If you look up the definition of integrity, you find two things. First, integrity is the quality of being honest and having strong moral principles; moral uprightness. Secondly, integrity is the state of being whole and undivided. Integrity, therefore, is wholeness; and as a virtue, it is uniting belief and action. Breaking that unity (of belief and action) is literally possessing the lack of integrity.
When you are quick to anger, quick to dispute, quick to sarcasm, what does this tell a student? A colleague? We typically stand in front of our students and tell them how much we care, then when times get difficult, we behave very differently. The same can be said when we act one way at school and then rant on social media from home. Integrity is an alignment between belief and action.

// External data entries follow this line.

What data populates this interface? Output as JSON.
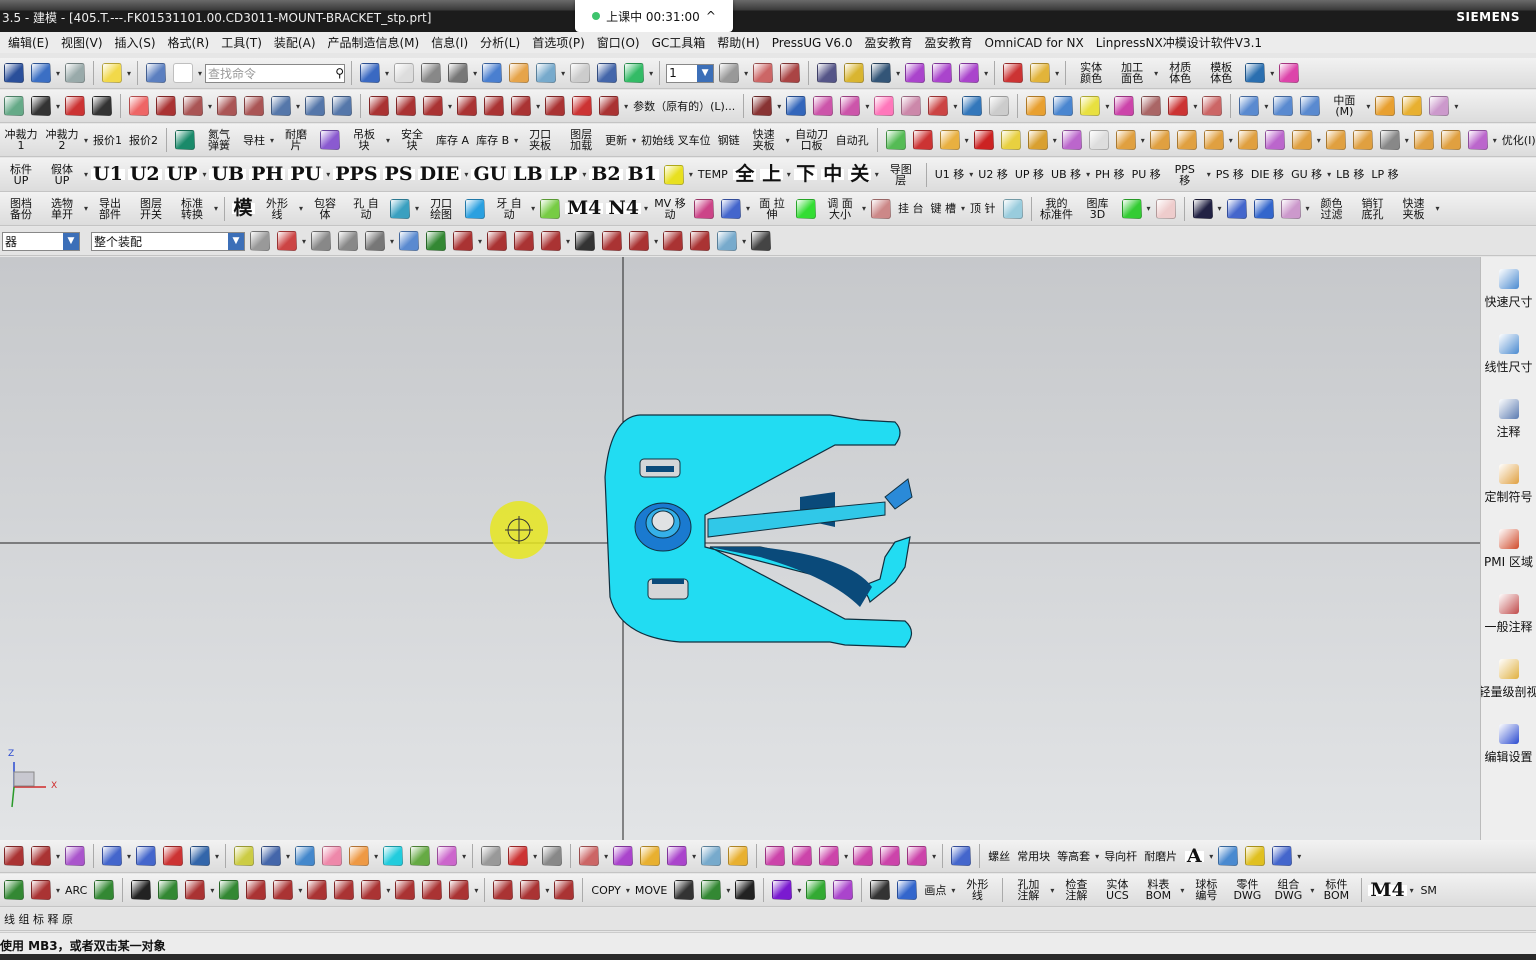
{
  "window": {
    "title": "3.5 - 建模 - [405.T.---.FK01531101.00.CD3011-MOUNT-BRACKET_stp.prt]",
    "brand": "SIEMENS"
  },
  "popup": {
    "text": "上课中 00:31:00",
    "chevron": "^"
  },
  "menu": [
    "编辑(E)",
    "视图(V)",
    "插入(S)",
    "格式(R)",
    "工具(T)",
    "装配(A)",
    "产品制造信息(M)",
    "信息(I)",
    "分析(L)",
    "首选项(P)",
    "窗口(O)",
    "GC工具箱",
    "帮助(H)",
    "PressUG V6.0",
    "盈安教育",
    "盈安教育",
    "OmniCAD for NX",
    "LinpressNX冲模设计软件V3.1"
  ],
  "search": {
    "placeholder": "查找命令"
  },
  "layer_value": "1",
  "filter": {
    "type": "器",
    "scope": "整个装配"
  },
  "toolbars": [
    [
      {
        "i": "save-icon",
        "c": "#2a4f9a"
      },
      {
        "i": "undo-icon",
        "c": "#3b6fc4"
      },
      {
        "i": "redo-icon",
        "c": "#9aa"
      },
      "|",
      {
        "i": "display-icon",
        "c": "#f2d94a"
      },
      "|",
      {
        "i": "edit-object-icon",
        "c": "#5b7fc0"
      },
      {
        "i": "window-icon",
        "c": "#fff"
      },
      "SEARCH",
      "|",
      {
        "i": "fit-icon",
        "c": "#3a69c2"
      },
      {
        "i": "grid-icon",
        "c": "#ddd"
      },
      {
        "i": "layer-icon",
        "c": "#888"
      },
      {
        "i": "printer-icon",
        "c": "#777"
      },
      {
        "i": "cube-icon",
        "c": "#4a7fd0"
      },
      {
        "i": "folder-icon",
        "c": "#e6a44a"
      },
      {
        "i": "plane-icon",
        "c": "#7ac"
      },
      {
        "i": "blank-icon",
        "c": "#ccc"
      },
      {
        "i": "move-icon",
        "c": "#46a"
      },
      {
        "i": "assembly-icon",
        "c": "#3b6"
      },
      "|",
      "LAYER",
      {
        "i": "layers-icon",
        "c": "#999"
      },
      {
        "i": "csys-icon",
        "c": "#c66"
      },
      {
        "i": "wcs-icon",
        "c": "#a44"
      },
      "|",
      {
        "i": "component-icon",
        "c": "#558"
      },
      {
        "i": "key-icon",
        "c": "#d9b530"
      },
      {
        "i": "mirror-icon",
        "c": "#357"
      },
      {
        "i": "array-icon",
        "c": "#a4c"
      },
      {
        "i": "link-icon",
        "c": "#a4c"
      },
      {
        "i": "replace-icon",
        "c": "#a4c"
      },
      "|",
      {
        "i": "measure-icon",
        "c": "#c33"
      },
      {
        "i": "ruler-icon",
        "c": "#e2b43a"
      },
      "|",
      {
        "t": "实体 颜色"
      },
      {
        "t": "加工 面色"
      },
      {
        "t": "材质 体色"
      },
      {
        "t": "模板 体色"
      },
      {
        "i": "globe-icon",
        "c": "#2a6fb0"
      },
      {
        "i": "gear-icon",
        "c": "#d4a"
      }
    ],
    [
      {
        "i": "datum-csys-icon",
        "c": "#6a8"
      },
      {
        "i": "point-icon",
        "c": "#333"
      },
      {
        "i": "circle-point-icon",
        "c": "#c33"
      },
      {
        "i": "spline-icon",
        "c": "#333"
      },
      "|",
      {
        "i": "sketch-icon",
        "c": "#e66"
      },
      {
        "i": "offset-curve-icon",
        "c": "#a33"
      },
      {
        "i": "bridge-icon",
        "c": "#a55"
      },
      {
        "i": "bridge2-icon",
        "c": "#a55"
      },
      {
        "i": "project-icon",
        "c": "#a55"
      },
      {
        "i": "intersect-icon",
        "c": "#57a"
      },
      {
        "i": "section-icon",
        "c": "#57a"
      },
      {
        "i": "wrap-icon",
        "c": "#57a"
      },
      "|",
      {
        "i": "trim-icon",
        "c": "#a33"
      },
      {
        "i": "split-icon",
        "c": "#a33"
      },
      {
        "i": "fillet-curve-icon",
        "c": "#a33"
      },
      {
        "i": "chamfer-curve-icon",
        "c": "#a33"
      },
      {
        "i": "join-icon",
        "c": "#a33"
      },
      {
        "i": "extend-icon",
        "c": "#a33"
      },
      {
        "i": "edit-curve-icon",
        "c": "#a33"
      },
      {
        "i": "magic-icon",
        "c": "#c33"
      },
      {
        "i": "smooth-icon",
        "c": "#a33"
      },
      {
        "t": "参数（原有的）(L)..."
      },
      "|",
      {
        "i": "angle-icon",
        "c": "#833"
      },
      {
        "i": "mesh-icon",
        "c": "#36b"
      },
      {
        "i": "surface-icon",
        "c": "#c5a"
      },
      {
        "i": "surface2-icon",
        "c": "#c5a"
      },
      {
        "i": "plane-face-icon",
        "c": "#f7b"
      },
      {
        "i": "grid-surface-icon",
        "c": "#c8a"
      },
      {
        "i": "patch-icon",
        "c": "#c44"
      },
      {
        "i": "sew-icon",
        "c": "#37b"
      },
      {
        "i": "box-icon",
        "c": "#ccc"
      },
      "|",
      {
        "i": "block-icon",
        "c": "#e8a030"
      },
      {
        "i": "cylinder-icon",
        "c": "#4a86d0"
      },
      {
        "i": "sphere-icon",
        "c": "#e8e040"
      },
      {
        "i": "tube-icon",
        "c": "#c4a"
      },
      {
        "i": "cone-icon",
        "c": "#a66"
      },
      {
        "i": "hole-icon",
        "c": "#c33"
      },
      {
        "i": "rib-icon",
        "c": "#c66"
      },
      "|",
      {
        "i": "shell-icon",
        "c": "#5a8ad0"
      },
      {
        "i": "solid-icon",
        "c": "#5a8ad0"
      },
      {
        "i": "face-icon",
        "c": "#5a8ad0"
      },
      {
        "t": "中面(M)"
      },
      {
        "i": "thicken-icon",
        "c": "#e8a030"
      },
      {
        "i": "flange-icon",
        "c": "#e8b030"
      },
      {
        "i": "bend-icon",
        "c": "#c9c"
      }
    ],
    [
      {
        "t": "冲裁力1"
      },
      {
        "t": "冲裁力2"
      },
      {
        "t": "报价1"
      },
      {
        "t": "报价2"
      },
      "|",
      {
        "i": "calculator-icon",
        "c": "#1a8a6a"
      },
      {
        "t": "氮气 弹簧"
      },
      {
        "t": "导柱"
      },
      {
        "t": "耐磨 片"
      },
      {
        "i": "plate-icon",
        "c": "#8a5ad0"
      },
      {
        "t": "吊板 块"
      },
      {
        "t": "安全 块"
      },
      {
        "t": "库存 A"
      },
      {
        "t": "库存 B"
      },
      {
        "t": "刀口 夹板"
      },
      {
        "t": "图层 加载"
      },
      {
        "t": "更新"
      },
      {
        "t": "初始线 叉车位"
      },
      {
        "t": "钢链"
      },
      {
        "t": "快速 夹板"
      },
      {
        "t": "自动刀口板"
      },
      {
        "t": "自动孔"
      },
      "|",
      {
        "i": "part-icon",
        "c": "#5b5"
      },
      {
        "i": "wave-icon",
        "c": "#c33"
      },
      {
        "i": "stack-icon",
        "c": "#e9b040"
      },
      {
        "i": "red-box-icon",
        "c": "#c22"
      },
      {
        "i": "yellow-box-icon",
        "c": "#e8d040"
      },
      {
        "i": "bin-icon",
        "c": "#d9a030"
      },
      {
        "i": "move-body-icon",
        "c": "#b6c"
      },
      {
        "i": "door-icon",
        "c": "#ddd"
      },
      {
        "i": "body1-icon",
        "c": "#e0a040"
      },
      {
        "i": "body2-icon",
        "c": "#e0a040"
      },
      {
        "i": "body3-icon",
        "c": "#e0a040"
      },
      {
        "i": "body4-icon",
        "c": "#e0a040"
      },
      {
        "i": "body5-icon",
        "c": "#e0a040"
      },
      {
        "i": "body6-icon",
        "c": "#b6c"
      },
      {
        "i": "body7-icon",
        "c": "#e0a040"
      },
      {
        "i": "body8-icon",
        "c": "#e0a040"
      },
      {
        "i": "body9-icon",
        "c": "#e0a040"
      },
      {
        "i": "hex-icon",
        "c": "#888"
      },
      {
        "i": "body10-icon",
        "c": "#e0a040"
      },
      {
        "i": "body11-icon",
        "c": "#e0a040"
      },
      {
        "i": "body12-icon",
        "c": "#b6c"
      },
      {
        "t": "优化(I)"
      }
    ],
    [
      {
        "t": "标件 UP"
      },
      {
        "t": "假体 UP"
      },
      {
        "b": "U1"
      },
      {
        "b": "U2"
      },
      {
        "b": "UP"
      },
      {
        "b": "UB"
      },
      {
        "b": "PH"
      },
      {
        "b": "PU"
      },
      {
        "b": "PPS"
      },
      {
        "b": "PS"
      },
      {
        "b": "DIE"
      },
      {
        "b": "GU"
      },
      {
        "b": "LB"
      },
      {
        "b": "LP"
      },
      {
        "b": "B2"
      },
      {
        "b": "B1"
      },
      {
        "i": "ring-icon",
        "c": "#e8e020"
      },
      {
        "t": "TEMP"
      },
      {
        "b": "全"
      },
      {
        "b": "上"
      },
      {
        "b": "下"
      },
      {
        "b": "中"
      },
      {
        "b": "关"
      },
      {
        "t": "导图 层"
      },
      "|",
      {
        "t": "U1 移"
      },
      {
        "t": "U2 移"
      },
      {
        "t": "UP 移"
      },
      {
        "t": "UB 移"
      },
      {
        "t": "PH 移"
      },
      {
        "t": "PU 移"
      },
      {
        "t": "PPS 移"
      },
      {
        "t": "PS 移"
      },
      {
        "t": "DIE 移"
      },
      {
        "t": "GU 移"
      },
      {
        "t": "LB 移"
      },
      {
        "t": "LP 移"
      }
    ],
    [
      {
        "t": "图档 备份"
      },
      {
        "t": "选物 单开"
      },
      {
        "t": "导出 部件"
      },
      {
        "t": "图层 开关"
      },
      {
        "t": "标准 转换"
      },
      "|",
      {
        "b": "模"
      },
      {
        "t": "外形 线"
      },
      {
        "t": "包容 体"
      },
      {
        "t": "孔 自动"
      },
      {
        "i": "punch-icon",
        "c": "#3aa0c0"
      },
      {
        "t": "刀口 绘图"
      },
      {
        "i": "cavity-icon",
        "c": "#2aa0e0"
      },
      {
        "t": "牙 自动"
      },
      {
        "i": "pin-icon",
        "c": "#7c4"
      },
      {
        "b": "M4"
      },
      {
        "b": "N4"
      },
      {
        "t": "MV 移动"
      },
      {
        "i": "cam-icon",
        "c": "#c48"
      },
      {
        "i": "mirror2-icon",
        "c": "#46c"
      },
      {
        "t": "面 拉伸"
      },
      {
        "i": "plus-icon",
        "c": "#3d3"
      },
      {
        "t": "调 面大小"
      },
      {
        "i": "pad-icon",
        "c": "#c88"
      },
      {
        "t": "挂 台"
      },
      {
        "t": "键 槽"
      },
      {
        "t": "顶 针"
      },
      {
        "i": "sheet-icon",
        "c": "#9cd"
      },
      "|",
      {
        "t": "我的 标准件"
      },
      {
        "t": "图库 3D"
      },
      {
        "i": "spring-icon",
        "c": "#3c3"
      },
      {
        "i": "person-icon",
        "c": "#ecc"
      },
      "|",
      {
        "i": "pen-icon",
        "c": "#224"
      },
      {
        "i": "info-icon",
        "c": "#46c"
      },
      {
        "i": "gauge-icon",
        "c": "#36c"
      },
      {
        "i": "tool-icon",
        "c": "#c9c"
      },
      {
        "t": "颜色 过滤"
      },
      {
        "t": "销钉 底孔"
      },
      {
        "t": "快速 夹板"
      }
    ]
  ],
  "selection_bar": [
    {
      "i": "filter-icon",
      "c": "#999"
    },
    {
      "i": "snap-icon",
      "c": "#c44"
    },
    {
      "i": "select-icon",
      "c": "#888"
    },
    {
      "i": "rect-select-icon",
      "c": "#888"
    },
    {
      "i": "view-icon",
      "c": "#777"
    },
    {
      "i": "shaded-icon",
      "c": "#5a8ad0"
    },
    {
      "i": "snap-endpoint-icon",
      "c": "#383"
    },
    {
      "i": "snap-line-icon",
      "c": "#a33"
    },
    {
      "i": "snap-mid-icon",
      "c": "#a33"
    },
    {
      "i": "snap-curve-icon",
      "c": "#a33"
    },
    {
      "i": "snap-control-icon",
      "c": "#a33"
    },
    {
      "i": "snap-intersect-icon",
      "c": "#333"
    },
    {
      "i": "snap-center-icon",
      "c": "#a33"
    },
    {
      "i": "snap-quadrant-icon",
      "c": "#a33"
    },
    {
      "i": "snap-point-icon",
      "c": "#a33"
    },
    {
      "i": "snap-on-curve-icon",
      "c": "#a33"
    },
    {
      "i": "snap-face-icon",
      "c": "#7ac"
    },
    {
      "i": "table-icon",
      "c": "#444"
    }
  ],
  "bottom_toolbars": [
    [
      {
        "i": "line-icon",
        "c": "#a33"
      },
      {
        "i": "arc-fan-icon",
        "c": "#a33"
      },
      {
        "i": "surface3-icon",
        "c": "#a5c"
      },
      "|",
      {
        "i": "face-blend-icon",
        "c": "#46c"
      },
      {
        "i": "section2-icon",
        "c": "#46c"
      },
      {
        "i": "ruler2-icon",
        "c": "#c33"
      },
      {
        "i": "analysis-icon",
        "c": "#36a"
      },
      "|",
      {
        "i": "mesh2-icon",
        "c": "#cc4"
      },
      {
        "i": "stripe-icon",
        "c": "#46a"
      },
      {
        "i": "draft-icon",
        "c": "#48c"
      },
      {
        "i": "curvature-icon",
        "c": "#e8a"
      },
      {
        "i": "radius-icon",
        "c": "#e94"
      },
      {
        "i": "zebra-icon",
        "c": "#2cd"
      },
      {
        "i": "reflect-icon",
        "c": "#6a4"
      },
      {
        "i": "color-map-icon",
        "c": "#c6c"
      },
      "|",
      {
        "i": "weight-icon",
        "c": "#999"
      },
      {
        "i": "check-icon",
        "c": "#c33"
      },
      {
        "i": "compare-icon",
        "c": "#888"
      },
      "|",
      {
        "i": "die-icon",
        "c": "#c66"
      },
      {
        "i": "die2-icon",
        "c": "#a4c"
      },
      {
        "i": "die3-icon",
        "c": "#e8b030"
      },
      {
        "i": "die4-icon",
        "c": "#a4c"
      },
      {
        "i": "die5-icon",
        "c": "#7ac"
      },
      {
        "i": "die6-icon",
        "c": "#e8b030"
      },
      "|",
      {
        "i": "blend1-icon",
        "c": "#c4a"
      },
      {
        "i": "blend2-icon",
        "c": "#c4a"
      },
      {
        "i": "blend3-icon",
        "c": "#c4a"
      },
      {
        "i": "blend4-icon",
        "c": "#c4a"
      },
      {
        "i": "blend5-icon",
        "c": "#c4a"
      },
      {
        "i": "blend6-icon",
        "c": "#c4a"
      },
      "|",
      {
        "i": "assy-icon",
        "c": "#46c"
      },
      "|",
      {
        "t": "螺丝"
      },
      {
        "t": "常用块"
      },
      {
        "t": "等高套"
      },
      {
        "t": "导向杆"
      },
      {
        "t": "耐磨片"
      },
      {
        "b": "A"
      },
      {
        "i": "drawer-icon",
        "c": "#4a8ad0"
      },
      {
        "i": "mold-icon",
        "c": "#e0c020"
      },
      {
        "i": "stretch-icon",
        "c": "#46c"
      }
    ],
    [
      {
        "i": "polygon-icon",
        "c": "#383"
      },
      {
        "i": "circle-tangent-icon",
        "c": "#a33"
      },
      {
        "t": "ARC"
      },
      {
        "i": "arch-icon",
        "c": "#383"
      },
      "|",
      {
        "i": "line2-icon",
        "c": "#222"
      },
      {
        "i": "line3-icon",
        "c": "#383"
      },
      {
        "i": "line-circle-icon",
        "c": "#a33"
      },
      {
        "i": "line4-icon",
        "c": "#383"
      },
      {
        "i": "line5-icon",
        "c": "#a33"
      },
      {
        "i": "angle2-icon",
        "c": "#a33"
      },
      {
        "i": "circle-icon",
        "c": "#a33"
      },
      {
        "i": "circle2-icon",
        "c": "#a33"
      },
      {
        "i": "circle3-icon",
        "c": "#a33"
      },
      {
        "i": "circle4-icon",
        "c": "#a33"
      },
      {
        "i": "circle5-icon",
        "c": "#a33"
      },
      {
        "i": "circle6-icon",
        "c": "#a33"
      },
      "|",
      {
        "i": "fillet-icon",
        "c": "#a33"
      },
      {
        "i": "circle7-icon",
        "c": "#a33"
      },
      {
        "i": "trim2-icon",
        "c": "#a33"
      },
      "|",
      {
        "t": "COPY"
      },
      {
        "t": "MOVE"
      },
      {
        "i": "mirror3-icon",
        "c": "#333"
      },
      {
        "i": "pattern-icon",
        "c": "#383"
      },
      {
        "i": "axis-icon",
        "c": "#222"
      },
      "|",
      {
        "i": "purple-box-icon",
        "c": "#7a1ad0"
      },
      {
        "i": "curve-icon",
        "c": "#3a3"
      },
      {
        "i": "curves-icon",
        "c": "#a4c"
      },
      "|",
      {
        "i": "wave2-icon",
        "c": "#333"
      },
      {
        "i": "dim-icon",
        "c": "#36c"
      },
      {
        "t": "画点"
      },
      {
        "t": "外形 线"
      },
      "|",
      {
        "t": "孔加 注解"
      },
      {
        "t": "检查 注解"
      },
      {
        "t": "实体 UCS"
      },
      {
        "t": "料表 BOM"
      },
      {
        "t": "球标 编号"
      },
      {
        "t": "零件 DWG"
      },
      {
        "t": "组合 DWG"
      },
      {
        "t": "标件 BOM"
      },
      "|",
      {
        "b": "M4"
      },
      {
        "t": "SM"
      }
    ],
    [
      {
        "t": "线 组 标 释 原"
      }
    ]
  ],
  "right_panel": [
    "快速尺寸",
    "线性尺寸",
    "注释",
    "定制符号",
    "PMI 区域",
    "一般注释",
    "轻量级剖视",
    "编辑设置"
  ],
  "triad": {
    "z": "Z",
    "x": "X"
  },
  "status": "使用 MB3，或者双击某一对象"
}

As you think about the title of this month’s posts, What Do You Contribute?. The concept of integrity is paramount. Your contributions come from your actions, words, and attitude. If we do not live compelled in all three aspects, our contributions to our school and our students are limited. Are you pursuing your purpose with humility and putting in the work it takes to achieve this mission, or are you chasing the wind while living in a world of comparison and want? The pursuit of purpose drives the compelled. Chasing “comparison and want” leads to cynicism because nothing will ever be enough.
As you think about the four people I have written about this month (cynics, compliant, committed, and compelled), make sure your attitudes, words, and actions align with the type of person of which you want to be known. It is up to you. You are the only one that can decide how you will live your life. Decide and then align yourself with those beliefs in your daily work. Ask yourself each day, what did I contribute today?